Watch: The unlikely history behind "World Famed" Grambling State Marching Band and the University of Arizona
Before their late-night matchup last Saturday, Arizona and Grambling State were two schools few would expect to have a historical relationship. Saturday was the first time the two met on the gridiron, but the schools shared a bond through instruments long before the two played football.
Let's rewind the clocks all the way back to the first Super Bowl in 1967 when Vince Lombardi led the Green Bay Packers to their first title and both the Pride of Arizona and the Grambling State marching band joined forces to perform the halftime show.
Despite hailing all the way from Louisiana, Grambling State band director Dr. Larry Pannell is "very familiar with the city" and Arizona will always be "at the hip" in terms of familiarity, but banding back together with the Pride of Arizona after going decades without collaboration is a unique story itself.
"The most beautiful thing about it other than the city laying out the red carpet for us, is to have the great opportunity to reunite with the Arizona band 50 years later," Pannell said. "We were in the first Super Bowl together and we were dealing with the Civil Rights Movement there and both of these bands were supposed to bring civil rest to this country.
"Now here 50 years later, we still have some problems going on and these two bands are back together again you know so it just fitted that if we had to be with a band this time, it had to be Arizona," Pannell said.

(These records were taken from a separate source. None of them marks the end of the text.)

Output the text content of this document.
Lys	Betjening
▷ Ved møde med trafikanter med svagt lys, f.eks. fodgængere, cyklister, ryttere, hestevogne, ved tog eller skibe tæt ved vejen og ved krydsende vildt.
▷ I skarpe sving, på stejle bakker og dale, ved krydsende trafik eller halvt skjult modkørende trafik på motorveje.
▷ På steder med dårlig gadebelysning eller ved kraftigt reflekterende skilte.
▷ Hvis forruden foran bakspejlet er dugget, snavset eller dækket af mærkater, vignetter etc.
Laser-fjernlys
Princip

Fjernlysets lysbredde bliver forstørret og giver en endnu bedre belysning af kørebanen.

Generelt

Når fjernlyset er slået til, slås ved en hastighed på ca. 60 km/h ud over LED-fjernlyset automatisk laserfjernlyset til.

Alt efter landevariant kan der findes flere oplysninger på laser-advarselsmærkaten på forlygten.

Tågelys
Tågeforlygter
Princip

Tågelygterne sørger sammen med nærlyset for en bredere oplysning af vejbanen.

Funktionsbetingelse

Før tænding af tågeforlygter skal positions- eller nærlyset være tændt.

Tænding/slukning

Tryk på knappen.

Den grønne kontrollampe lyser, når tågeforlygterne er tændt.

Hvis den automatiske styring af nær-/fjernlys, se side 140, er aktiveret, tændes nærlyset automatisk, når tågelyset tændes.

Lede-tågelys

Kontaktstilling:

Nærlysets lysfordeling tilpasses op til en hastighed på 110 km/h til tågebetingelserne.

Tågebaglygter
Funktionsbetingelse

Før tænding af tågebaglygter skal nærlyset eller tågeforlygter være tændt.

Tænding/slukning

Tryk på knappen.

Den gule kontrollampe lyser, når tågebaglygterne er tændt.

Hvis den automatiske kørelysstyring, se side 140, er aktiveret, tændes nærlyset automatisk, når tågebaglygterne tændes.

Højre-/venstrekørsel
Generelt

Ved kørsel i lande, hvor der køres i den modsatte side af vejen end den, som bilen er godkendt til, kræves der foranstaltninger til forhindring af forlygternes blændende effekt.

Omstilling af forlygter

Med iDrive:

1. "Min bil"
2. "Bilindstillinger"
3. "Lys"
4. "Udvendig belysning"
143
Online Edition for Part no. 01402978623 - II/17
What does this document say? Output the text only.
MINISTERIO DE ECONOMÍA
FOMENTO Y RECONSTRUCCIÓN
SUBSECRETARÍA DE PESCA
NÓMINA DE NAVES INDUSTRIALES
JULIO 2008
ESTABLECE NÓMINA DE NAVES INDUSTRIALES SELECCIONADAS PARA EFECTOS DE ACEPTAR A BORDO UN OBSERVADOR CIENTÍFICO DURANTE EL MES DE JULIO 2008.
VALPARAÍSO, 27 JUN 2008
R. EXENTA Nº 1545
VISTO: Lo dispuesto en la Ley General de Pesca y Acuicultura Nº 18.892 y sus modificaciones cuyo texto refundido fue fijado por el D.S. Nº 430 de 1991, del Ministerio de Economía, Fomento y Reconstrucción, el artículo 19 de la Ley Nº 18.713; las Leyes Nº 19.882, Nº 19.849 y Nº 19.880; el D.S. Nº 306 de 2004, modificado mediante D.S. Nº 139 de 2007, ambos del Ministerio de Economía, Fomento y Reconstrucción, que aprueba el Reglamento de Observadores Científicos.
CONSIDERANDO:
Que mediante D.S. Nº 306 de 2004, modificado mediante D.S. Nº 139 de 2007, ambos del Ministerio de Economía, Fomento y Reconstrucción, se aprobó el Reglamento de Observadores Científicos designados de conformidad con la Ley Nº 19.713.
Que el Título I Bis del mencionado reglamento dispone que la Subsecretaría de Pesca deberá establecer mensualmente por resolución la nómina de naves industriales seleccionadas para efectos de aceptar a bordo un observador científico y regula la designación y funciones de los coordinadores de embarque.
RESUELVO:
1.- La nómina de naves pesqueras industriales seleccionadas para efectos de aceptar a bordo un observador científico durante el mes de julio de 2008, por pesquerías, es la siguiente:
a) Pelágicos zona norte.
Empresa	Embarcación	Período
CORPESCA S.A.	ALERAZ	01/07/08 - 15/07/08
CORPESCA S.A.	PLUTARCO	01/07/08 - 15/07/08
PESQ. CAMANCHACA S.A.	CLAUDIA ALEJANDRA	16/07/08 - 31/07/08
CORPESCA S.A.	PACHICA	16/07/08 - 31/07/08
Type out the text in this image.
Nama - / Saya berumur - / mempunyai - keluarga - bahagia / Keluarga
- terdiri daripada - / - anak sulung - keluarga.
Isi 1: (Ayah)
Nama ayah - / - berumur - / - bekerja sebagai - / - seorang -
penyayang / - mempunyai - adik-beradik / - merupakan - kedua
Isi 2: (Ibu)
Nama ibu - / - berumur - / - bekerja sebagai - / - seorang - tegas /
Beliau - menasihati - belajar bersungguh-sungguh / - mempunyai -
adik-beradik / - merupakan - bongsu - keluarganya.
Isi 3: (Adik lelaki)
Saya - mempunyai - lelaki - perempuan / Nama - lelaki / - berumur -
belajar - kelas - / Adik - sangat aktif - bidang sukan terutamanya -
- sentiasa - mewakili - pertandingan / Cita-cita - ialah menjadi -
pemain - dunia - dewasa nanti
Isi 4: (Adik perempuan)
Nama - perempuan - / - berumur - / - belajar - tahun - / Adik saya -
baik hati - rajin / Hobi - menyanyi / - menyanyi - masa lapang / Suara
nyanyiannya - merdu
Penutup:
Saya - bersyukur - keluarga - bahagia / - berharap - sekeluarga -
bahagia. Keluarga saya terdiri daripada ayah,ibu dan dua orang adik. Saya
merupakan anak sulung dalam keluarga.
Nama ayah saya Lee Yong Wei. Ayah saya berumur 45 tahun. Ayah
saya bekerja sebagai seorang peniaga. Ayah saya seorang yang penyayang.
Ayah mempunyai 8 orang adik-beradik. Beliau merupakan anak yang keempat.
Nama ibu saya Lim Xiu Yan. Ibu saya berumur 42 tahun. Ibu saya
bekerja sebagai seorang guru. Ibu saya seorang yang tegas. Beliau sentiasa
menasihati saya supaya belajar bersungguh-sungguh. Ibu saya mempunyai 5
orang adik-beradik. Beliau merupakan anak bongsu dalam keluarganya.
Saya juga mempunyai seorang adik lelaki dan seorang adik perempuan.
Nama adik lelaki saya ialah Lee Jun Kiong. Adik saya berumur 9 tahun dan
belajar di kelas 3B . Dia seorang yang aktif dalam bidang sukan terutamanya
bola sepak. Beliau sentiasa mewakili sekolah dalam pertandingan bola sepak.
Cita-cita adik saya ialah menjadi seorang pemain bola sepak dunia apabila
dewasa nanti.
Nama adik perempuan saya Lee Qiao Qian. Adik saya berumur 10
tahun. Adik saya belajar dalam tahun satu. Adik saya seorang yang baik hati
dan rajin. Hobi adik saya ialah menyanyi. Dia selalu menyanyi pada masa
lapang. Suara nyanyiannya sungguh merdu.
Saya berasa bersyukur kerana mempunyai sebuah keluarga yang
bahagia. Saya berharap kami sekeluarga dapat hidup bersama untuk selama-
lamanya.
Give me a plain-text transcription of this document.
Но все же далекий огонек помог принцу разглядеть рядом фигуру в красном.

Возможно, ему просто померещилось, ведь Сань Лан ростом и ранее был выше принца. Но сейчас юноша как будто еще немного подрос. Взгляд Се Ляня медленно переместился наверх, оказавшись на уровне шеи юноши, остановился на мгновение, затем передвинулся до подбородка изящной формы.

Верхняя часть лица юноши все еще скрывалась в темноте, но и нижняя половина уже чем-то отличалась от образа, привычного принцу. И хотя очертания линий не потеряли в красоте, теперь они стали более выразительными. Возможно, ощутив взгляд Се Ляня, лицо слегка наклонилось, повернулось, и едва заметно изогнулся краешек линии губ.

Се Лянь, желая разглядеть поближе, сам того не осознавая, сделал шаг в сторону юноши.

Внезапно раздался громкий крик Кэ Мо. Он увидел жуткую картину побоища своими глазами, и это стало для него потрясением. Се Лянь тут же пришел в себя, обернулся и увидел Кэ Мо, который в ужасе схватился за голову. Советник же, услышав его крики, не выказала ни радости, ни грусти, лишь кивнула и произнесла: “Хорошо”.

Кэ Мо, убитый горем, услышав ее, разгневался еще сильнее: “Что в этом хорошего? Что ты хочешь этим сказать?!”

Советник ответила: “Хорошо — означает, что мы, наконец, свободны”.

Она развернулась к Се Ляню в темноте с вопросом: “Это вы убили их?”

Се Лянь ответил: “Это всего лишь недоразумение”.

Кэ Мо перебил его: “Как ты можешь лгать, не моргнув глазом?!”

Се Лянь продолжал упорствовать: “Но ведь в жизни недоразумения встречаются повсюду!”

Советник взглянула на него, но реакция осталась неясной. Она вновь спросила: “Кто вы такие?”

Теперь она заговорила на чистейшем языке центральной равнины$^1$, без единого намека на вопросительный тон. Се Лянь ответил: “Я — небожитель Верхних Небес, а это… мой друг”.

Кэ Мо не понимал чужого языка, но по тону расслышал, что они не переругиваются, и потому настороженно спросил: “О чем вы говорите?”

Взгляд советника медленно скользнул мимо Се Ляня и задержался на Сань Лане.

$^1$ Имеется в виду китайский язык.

Both bands performed the national anthem together and then the World Famed Tiger Marching Band took center stage for the halftime show and didn't disappoint. From the Jackson 5's "I'll Be There" to the Ghostown DJs "My Boo", Grambling State left their mark in the Old Pueblo.
When's the last you've seen a marching band do the running man?
Once the halftime show was over with, the Grambling State marching band received a standing ovation from 45,000 fans at Arizona Stadium. The Tigers trip to the southwest was short, but Pannell and the Grambling State band will always call Tucson home.